Scott C. Mitchell, JD |
Tinnitus research advocates, Scott C. Mitchell, JD, and James O. Chinnis Jr. PhD, recently participated in the evaluation of research proposals submitted to the Peer Reviewed Medical Research Program (PRMRP) sponsored by the Department of Defense, according to a statement released by the American Tinnitus Association (ATA), Portland, Ore.
Mitchell and Chinnis were nominated for participation in the peer review process by the ATA. As consumer reviewers, they were full voting members of the scientific peer review panel, along with prominent scientists and clinicians. The Fiscal Year 2009 PRMRP received a $50 million congressional appropriation to fund research across 19 topic areas, including tinnitus. This is the second consecutive year that tinnitus research proposals have been eligible for funding under this program.
James O. Chinnis Jr. PhD |
Consumer reviewers are asked to represent the collective view of their community including survivors and patients, family members, and people at risk for the disease. Specifically, they are asked to score and comment on the potential impact of the proposed study on issues such as disease prevention, screening, diagnosis, treatment, and quality of life after treatment. Mitchell and Chinnis joined a group of 65 consumer advocates who participated in the scientific peer review of applications submitted to the FY09 PRMRP and participated in the review of each research application on the panel.

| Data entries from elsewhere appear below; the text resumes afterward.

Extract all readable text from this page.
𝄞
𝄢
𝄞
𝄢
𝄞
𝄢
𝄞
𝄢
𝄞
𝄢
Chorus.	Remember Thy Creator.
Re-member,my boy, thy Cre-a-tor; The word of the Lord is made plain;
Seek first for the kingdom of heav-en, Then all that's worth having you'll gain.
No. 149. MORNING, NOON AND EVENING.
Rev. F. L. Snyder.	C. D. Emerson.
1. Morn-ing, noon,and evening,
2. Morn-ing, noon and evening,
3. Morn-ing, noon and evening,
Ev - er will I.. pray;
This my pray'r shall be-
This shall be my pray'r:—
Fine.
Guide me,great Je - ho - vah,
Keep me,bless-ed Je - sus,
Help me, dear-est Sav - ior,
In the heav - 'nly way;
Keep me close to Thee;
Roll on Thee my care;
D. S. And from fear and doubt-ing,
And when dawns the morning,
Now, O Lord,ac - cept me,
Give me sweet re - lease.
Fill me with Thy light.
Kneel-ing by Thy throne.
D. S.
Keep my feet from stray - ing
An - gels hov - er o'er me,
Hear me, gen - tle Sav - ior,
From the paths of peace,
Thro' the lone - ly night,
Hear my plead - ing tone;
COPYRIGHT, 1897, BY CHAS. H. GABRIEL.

In a statement released by ATA, Chinnis said that the program has resulted in a number of proposals that would have been impossible to conduct even just a few years ago. The quality and focus of several proposals were well above that of even the most insightful past proposals, helping to put tinnitus research into the front ranks of medical research. Mitchell, who served his second term as a consumer reviewer, noted that the proposals covered the spectrum of open questions regarding tinnitus, which emphasized that tinnitus treatment can be approached from many different angles—someday soon, perhaps we will be able to customize tinnitus therapy to the individual patient, he added.
Consumer advocates and scientists have worked together in this partnership to evaluate the scientific merit of research proposals submitted to the various programs managed through the Congressionally Directed Medical Research Programs (CDMRP) since 1995. Captain E. Melissa Kaime, MD, director of the CDMRP, said in the statement that the consumer reviewers on each panel helped the scientists understand the patient’s perspective and provided valuable insight into the potential impact of the proposed project.
The FY09 PRMRP challenged the scientific and clinical communities to address one of the FY09 congressionally-directed topic areas with original ideas that foster new directions in basic science and translational research; novel product development leading to improved therapeutic or diagnostic tools, or improvements in clinical policies/guidelines; or clinical trials that address an immediate clinical need.
The program sought applications in laboratory, clinical, behavioral, and epidemiologic research as well as public health and policy; environmental sciences; nursing; occupational health; alternative therapies; ethics; economics; and strategic research, such as studies designed to shape the development of or to validate clinical policy or guidance.